Итак, шел дождь, как вы помните. Непрекращающийся ливень. Уйти от огня и чистоты в какую-то ночь, как в аравийскую пустыню. Как странник грустный, одинокий, в степях Аравии пустой, из края в край в тоске глубокой бродил я в мире сиротой. Внезапно ты явилась мне! — я это сообщил Виолетте-оперетте, опять-таки спутав текст, но смысл не напутав ничуть. Куда ж идти? — спросила она. — Кому ж нам верить? Кто не изменит нам один? Кто все привязанности мерит — единственно — на свой аршин? Я, — сказал ей я. Вот тот самый человек. Да нет, сказала она. Куда вам в дождь уходить? Она ревет, он — чемпион мира, а вы уходите. Вот что, я ей говорю, вы ее подруга? Ну, условно? Подруга? А если ранили друга — поет — перевяжет подруга горячие раны его. Ее — исправила она, — но я-то нет, ох, сказал я, ох. Вы сами разбирайтесь. Я спать пойду. Вот, сказала, уж какой это коридор? — я удивился совершенно искренне. Закуток. Ничем я вам помочь не могу, ничем. Вы, Виолетта, мне глубоко и далеко и недалеко — поскольку мы близко стоим — нравитесь. У вас такое платье смешное, красное. И вообще вы — хороший человек. А вы дурак. Ох, сказал я — ну за что? Ну, я на самом деле не помощник, я случайный человек. Вместо меня мог бы оказаться некий Петя Иванов, да любой. Нет, возразила она. Нет уж, не покидайте, а то что-то произойдет — у меня предчувствия. Да я уже пьяный, чтобы помогать предчувствиям. Видите — пошатываюсь, и слог неуверен. Тут и логопед не поможет, как вы считаете? Так я считаю, говорит она. Именно так — в общем, сматывайтесь. Тут дверь распахнулась, и появилась героиня — ни следа заплаканности — напротив, все напротив — вот так-то в полном блеске своих восемнадцати лет. Меркнут все описания, линяют, но я все-таки попробую вам сказать о том, что на ней было темное платье, что светлые ее волосы были уложены как-то необычайно, что лица ее розовело — сама весна, первый апрельский что ли цвет, апрель — или же иное, но схожее — мороз и солнце в день чудесный, — а та улыбка! — та улыбка — улыбкой ясною природа сквозь сон встречает утро года. Господи, какая красивая. Спокойствие излучая, вошла.
…Ох, милый Ваня, я беременна —
что ж, брось ты, Маша, это
временно.
(Вроде оперетты — хотя — не ручаюсь)…далее.
Гл. 24
Как поживаете, красавица моя — уж не моя, да это мне неважно — мне — важно — знать — где ваши каблучки стучат — отважно — вовсе нет, вовсе не отважно — так, постукивают.
Но.
Важно.
Раз красавица, то уж важно.
Кому неважно, кому важно.
Мне — да.
Красавица — тем более — более того — красавица.
Спящая — в полусне, — наяву — но в полусне.
Представляете?
Нет, вы, читатель, не представляете, наяву — и во сне, — красавица.
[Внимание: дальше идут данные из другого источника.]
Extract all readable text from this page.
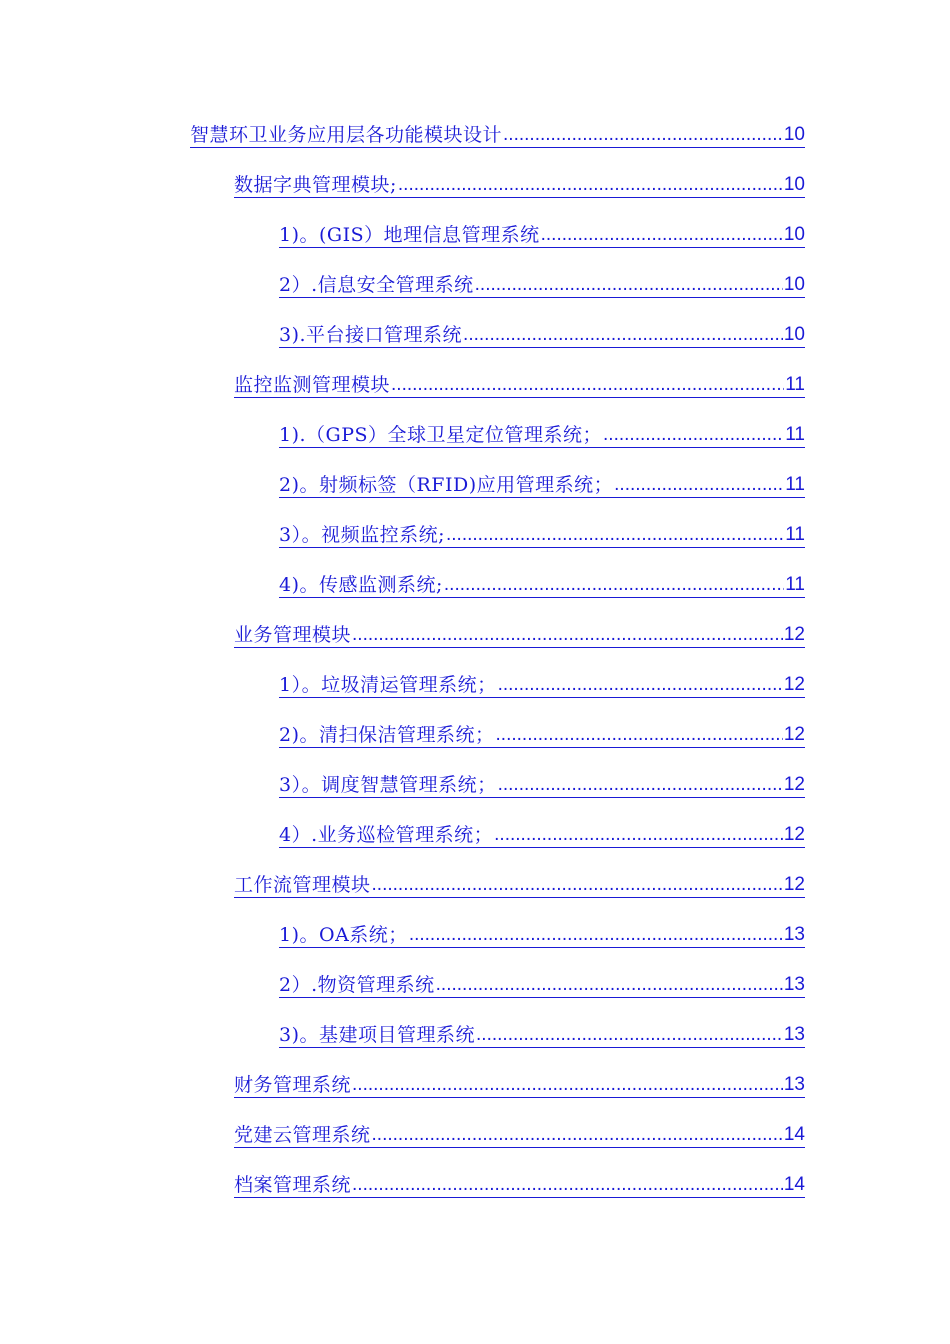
智慧环卫业务应用层各功能模块设计 .....	10
数据字典管理模块; .....	10
1)。(GIS）地理信息管理系统 .....	10
2）.信息安全管理系统 .....	10
3).平台接口管理系统 .....	10
监控监测管理模块 .....	11
1).（GPS）全球卫星定位管理系统； .....	11
2)。射频标签（RFID)应用管理系统； .....	11
3）。视频监控系统; .....	11
4)。传感监测系统; .....	11
业务管理模块 .....	12
1）。垃圾清运管理系统； .....	12
2)。清扫保洁管理系统； .....	12
3）。调度智慧管理系统； .....	12
4）.业务巡检管理系统； .....	12
工作流管理模块 .....	12
1)。OA系统； .....	13
2）.物资管理系统 .....	13
3)。基建项目管理系统 .....	13
财务管理系统 .....	13
党建云管理系统 .....	14
档案管理系统 .....	14
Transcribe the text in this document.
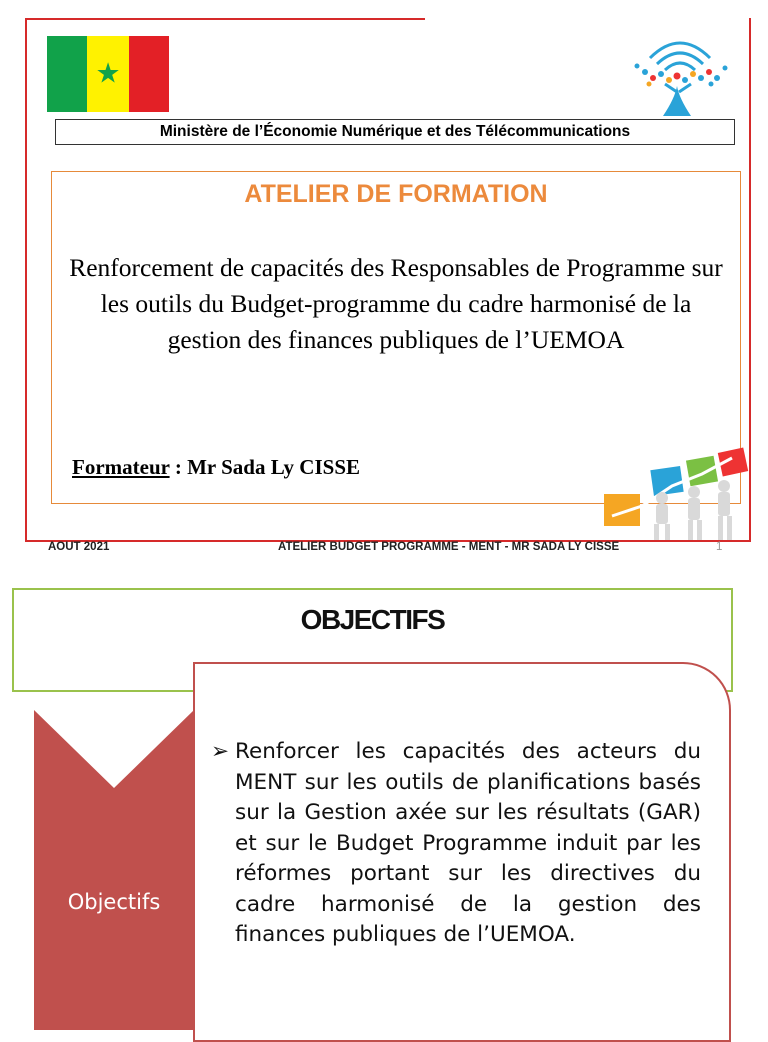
★
Ministère de l’Économie Numérique et des Télécommunications
ATELIER DE FORMATION
Renforcement de capacités des Responsables de Programme sur les outils du Budget-programme du cadre harmonisé de la gestion des finances publiques de l’UEMOA
Formateur : Mr Sada Ly CISSE
AOUT 2021	ATELIER BUDGET PROGRAMME - MENT - MR SADA LY CISSE	1
OBJECTIFS
Objectifs
➢ Renforcer les capacités des acteurs du MENT sur les outils de planifications basés sur la Gestion axée sur les résultats (GAR) et sur le Budget Programme induit par les réformes portant sur les directives du cadre harmonisé de la gestion des finances publiques de l’UEMOA.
Любимая, все мостовые, все площади — тебе принадлежат — все милиционеры — постовые — у ног твоих, любимая, лежат. Они лежат — цветами голубыми (форма) на городском, на тающем снегу.
Любимая, я никакой любимой сказать об этом больше не смогу.
Смогу.
Полет прервался, наш с Мариной.
Прервался.
Вернее — приостановился.
Но просто невозможно — одновременно причем, одновременно — рассказывать о вещах разнообразных, разновременных и — и — и.
Устал. Читатель?
Уставай.
…С берез неслышен — невесом.
…Мы парни бравые, но…
…Пора — в путь дорогу, в дорогу дальнюю, дальнюю — дела, идеи (над милым прологом).
…над милым.
…серебряным.
…крылом.
…тебе.
…качну.
…пора!
в наше, читатель, время, солист пел пола — вместо — пора.
Как ему это удавалось?
Не петь, конечно, не петь.
…Удалось.
…Пола.
…Мы перед вылетом еще — их поцелуем горячо
…Трижды плюнем
…через левое плечо.
Гл. 48
— Ну. Как вам тут?
— Нормально.
— Летаете?
— Иногда, — тут, знаете. Не всех пускают. Допускают.
— Но все же?
— Хочется лететь.
— Марину Раскову видели?
— Она заходит, иногда.
— А чудо Чкалов?
— Он — заходит. Он — очень хороший человек. Правда, пьет.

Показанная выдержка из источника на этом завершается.